L’ebraismo LGBT fra tradizione e nuove esigenze
Testo tratto dal libretto “Coming Home to Judaism and to Self” pubblicato dall’associazione Human Rights Campaign (Stati Uniti), liberamente tradotto da Silvia Lanzi
In una cultura in rapido cambiamento, a volte è difficile mantenere le tradizioni religiose che modellano la nostra comprensione del mondo e che sentiamo essenziali per la nostra identità. Questo può essere particolarmente difficile per le persone LGBTQ, che potrebbero sentirsi rifiutate dalla loro comunità di fede o sentire che la loro identità spirituale scollegata dalla vita quotidiana.
Un innato impegno nella giustizia sociale ha portato gli ebrei in prima linea per ciò che riguarda l’uguaglianza delle persone LGBTQ. Rachel Laser, vice-direttrice del Centro d’Azione Religiosa del Giudaismo Riformato, dice: “Tikkun olam, l’idea di risanare il mondo, è una parte importante dell’identità ebraica. È nella nostra tradizione orale e culturale. È nella Torah. Noi tutti siamo creati ad immagine di Dio. Il continuo viaggiare (la diaspora), che costituisce la nostra essenza di popolo perseguitato, significa anche che ci identifichiamo con le persone vulnerabili. È la nostra esperienza. È la nostra tradizione vivente”.
Un viaggio personale
Il viaggio personale del rabbino Victor Appell riflette il cambiamento di atteggiamento dell’ebraismo rispetto alle tematiche LGBTQ negli ultimi decenni. Mentre era al college, negli anni ’80, gli fu offerta una posizione di spicco in un’organizzazione giovanile ebraica, ma egli rifiutò ancor prima di iniziare: “Avevano sentito voci che ero gay. Tutti i miei amici lo sapevano, ma in sinagoga nessuno aveva il coraggio di dirmi che non avrei avuto il posto”.

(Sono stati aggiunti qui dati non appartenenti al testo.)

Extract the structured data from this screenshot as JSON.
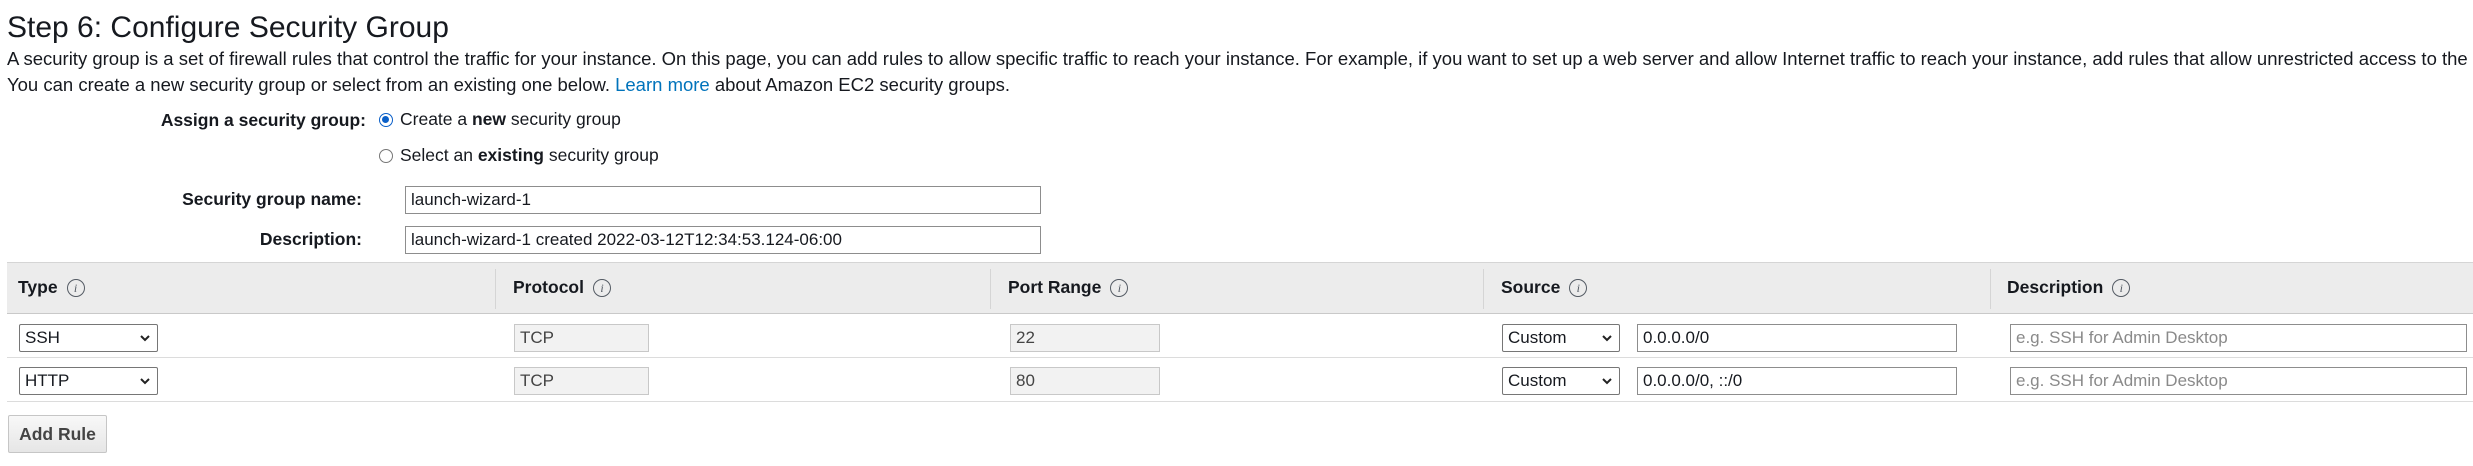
{
  "page": {
    "title": "Step 6: Configure Security Group",
    "intro_line1": "A security group is a set of firewall rules that control the traffic for your instance. On this page, you can add rules to allow specific traffic to reach your instance. For example, if you want to set up a web server and allow Internet traffic to reach your instance, add rules that allow unrestricted access to the HTTP and HTTPS ports.",
    "intro_line2_prefix": "You can create a new security group or select from an existing one below.",
    "learn_more": "Learn more",
    "intro_line2_suffix": "about Amazon EC2 security groups."
  },
  "assign": {
    "label": "Assign a security group:",
    "option_new": {
      "before": "Create a ",
      "bold": "new",
      "after": " security group",
      "selected": true
    },
    "option_existing": {
      "before": "Select an ",
      "bold": "existing",
      "after": " security group",
      "selected": false
    }
  },
  "group_name": {
    "label": "Security group name:",
    "value": "launch-wizard-1"
  },
  "description": {
    "label": "Description:",
    "value": "launch-wizard-1 created 2022-03-12T12:34:53.124-06:00"
  },
  "table": {
    "headers": [
      "Type",
      "Protocol",
      "Port Range",
      "Source",
      "Description"
    ],
    "rows": [
      {
        "type": "SSH",
        "protocol": "TCP",
        "port": "22",
        "source_mode": "Custom",
        "source_value": "0.0.0.0/0",
        "desc_placeholder": "e.g. SSH for Admin Desktop"
      },
      {
        "type": "HTTP",
        "protocol": "TCP",
        "port": "80",
        "source_mode": "Custom",
        "source_value": "0.0.0.0/0, ::/0",
        "desc_placeholder": "e.g. SSH for Admin Desktop"
      }
    ]
  },
  "add_rule_button": "Add Rule",
  "icons": {
    "info": "info-icon",
    "dropdown": "chevron-down-icon"
  },
  "colors": {
    "link": "#0073bb",
    "header_bg": "#ececec",
    "radio_selected": "#0a5fc8"
  }
}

Desideroso di diventare rabbino, Appell scelse di non andare allo Hebrew Union College (il seminario del Movimento Riformato) perché la sua domanda d’iscrizione, a quell’epoca, prevedeva delle domande sulla sua sessualità: “Non avevo intenzione di fingere di non essere gay”. Invece entrò nel mercato dell’abbigliamento di New York: “Nella mia famiglia, se non sapevi cosa fare, ti lanciavi nel mercato degli abiti di seconda mano” dice ridendo. A New York iniziò a frequentare una sinagoga LGBTQ: “La congregazione non aveva un rabbino, così diventai parte del gruppo organizzativo laico e spesso guidavo i servizi religiosi. Questo fu uno sbocco per la carriera rabbinica che non avevo potuto avere”.
La sinagoga incontra anche quelli che Appell definisce i “bisogni ebraici”, che includono un luogo per il culto, per le cene dello Shabbat, per la famiglia e la comunità: “La maggior parte degli uomini con cui sono uscito in questi anni sono uomini che ho incontrato in sinagoga” aggiunge.